I put off trying huevos rancheros for a very long time (24 years, to be exact). When my family went out to eat at Mexican restaurants when I was a kid, my dad always ordered huevos rancheros. He would receive a massive dish filled with refried beans and other things I didn’t care to name. I would turn my focus back to my plate and smother yet another chicken finger in ketchup after being repulsed by the dripping fried egg. (Yes, I was the young child who requested chicken fingers at every dining establishment. more ketchup
That child had zero interest in eggs, and the adult child in me has never developed a taste for fried eggs. I can eat scrambled eggs as long as they are done with a little milk and have loads of vegetables on top. So when Kathleen quickly waxed poetic about huevos rancheros last year, I decided to try the dish—but with a scrambled egg instead of a fried egg. Although I scrambled the egg before spreading it over the tortilla, I followed Smitten Kitchen’s instructions.
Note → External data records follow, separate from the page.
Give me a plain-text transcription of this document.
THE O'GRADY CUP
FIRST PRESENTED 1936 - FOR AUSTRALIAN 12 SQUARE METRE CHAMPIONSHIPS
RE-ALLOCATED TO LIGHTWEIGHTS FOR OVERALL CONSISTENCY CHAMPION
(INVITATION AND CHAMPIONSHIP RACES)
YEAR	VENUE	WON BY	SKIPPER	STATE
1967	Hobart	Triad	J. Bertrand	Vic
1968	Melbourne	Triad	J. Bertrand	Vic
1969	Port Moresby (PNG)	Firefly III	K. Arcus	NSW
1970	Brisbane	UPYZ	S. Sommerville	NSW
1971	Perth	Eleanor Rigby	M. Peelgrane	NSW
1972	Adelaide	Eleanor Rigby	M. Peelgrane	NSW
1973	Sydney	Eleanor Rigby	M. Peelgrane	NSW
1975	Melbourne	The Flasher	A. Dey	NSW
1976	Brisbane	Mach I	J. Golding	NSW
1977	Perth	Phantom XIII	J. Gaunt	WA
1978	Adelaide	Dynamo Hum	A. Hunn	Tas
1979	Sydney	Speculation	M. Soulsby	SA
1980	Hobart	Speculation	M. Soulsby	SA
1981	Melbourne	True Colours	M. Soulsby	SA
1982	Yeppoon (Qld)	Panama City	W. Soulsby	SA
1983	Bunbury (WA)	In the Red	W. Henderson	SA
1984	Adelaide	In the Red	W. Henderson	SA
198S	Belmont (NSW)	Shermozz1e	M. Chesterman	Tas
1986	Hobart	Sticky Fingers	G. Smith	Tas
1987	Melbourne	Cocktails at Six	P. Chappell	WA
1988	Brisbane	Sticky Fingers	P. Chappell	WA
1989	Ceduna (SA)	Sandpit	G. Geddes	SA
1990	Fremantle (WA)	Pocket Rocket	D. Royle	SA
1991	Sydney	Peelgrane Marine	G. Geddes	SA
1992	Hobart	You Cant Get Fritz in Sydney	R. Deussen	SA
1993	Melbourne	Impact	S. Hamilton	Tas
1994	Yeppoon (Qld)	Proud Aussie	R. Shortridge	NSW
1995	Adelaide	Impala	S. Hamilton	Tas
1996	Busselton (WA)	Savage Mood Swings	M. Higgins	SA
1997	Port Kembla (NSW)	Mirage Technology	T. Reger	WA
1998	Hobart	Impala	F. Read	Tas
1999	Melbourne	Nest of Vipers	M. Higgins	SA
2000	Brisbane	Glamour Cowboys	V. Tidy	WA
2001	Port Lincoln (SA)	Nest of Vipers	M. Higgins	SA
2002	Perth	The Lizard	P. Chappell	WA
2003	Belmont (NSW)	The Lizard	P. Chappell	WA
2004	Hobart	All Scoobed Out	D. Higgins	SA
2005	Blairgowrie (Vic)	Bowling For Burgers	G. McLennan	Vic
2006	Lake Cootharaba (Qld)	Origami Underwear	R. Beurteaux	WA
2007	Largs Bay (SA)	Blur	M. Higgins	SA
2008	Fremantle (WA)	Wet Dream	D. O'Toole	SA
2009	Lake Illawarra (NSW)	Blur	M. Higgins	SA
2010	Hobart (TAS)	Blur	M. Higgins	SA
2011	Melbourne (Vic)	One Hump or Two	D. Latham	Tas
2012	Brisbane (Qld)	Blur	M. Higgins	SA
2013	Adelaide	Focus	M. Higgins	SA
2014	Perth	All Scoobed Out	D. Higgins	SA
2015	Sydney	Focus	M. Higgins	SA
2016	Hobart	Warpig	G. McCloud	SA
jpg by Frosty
Whether scrambled or fried, huevos rancheros just might be the perfect meal—light, filling, healthy and super fresh. It’s the breakfast that I treat myself to on weekdays and weekends. It’s lunch, when I can’t think of anything I’d rather eat. It’s the meal that I crave after a stressful day at work. If I’m having a lousy day, huevos rancheros make it all better.
My version is a far cry from the traditional Mexican dish, and quite a bit different from the average beige Tex Mex variety. No matter. If you’re a traditionalist and can’t imagine going without the fried egg, think of it as a scrambled egg-topped tostada, or an omelet with a corn tortilla base. Sounds good, right?
- 1 corn tortilla
- 1 egg, scrambled
- Dash of milk
- ¼ cup shredded cheese (Monterey Jack, cheddar and mozzarella are all good)
- Toppings of your choice (see suggestions below)
- In a small bowl, scramble your egg with a dash of milk.
- Heat a small pan (I use an 8-inch cast iron skillet) over medium heat. Butter the skillet or spray it with cooking spray.
- Place the tortilla in the pan. Let it warm up on one side, and then flip it. Repeat if you want an extra crispy tortilla.
- Once both sides are hot, sprinkle cheese onto the tortilla. I like to leave the center alone and cover the perimeter with cheese.
- Once the cheese has melted, slowly pour the egg mixture onto the center of the tortilla. It will overflow onto the pan, which is fine. At this point, you’re going to treat it sort of like an omelet, so use a wooden spoon to push the eggs around the perimeter of the pan. Scoot the set pieces to the center of the tortilla.
- Once you’ve redistributed all of the eggs to the tortilla, use a big spatula to flip it over and cook for about twenty seconds. Flip it back onto your plate and top it with whatever your heart desires!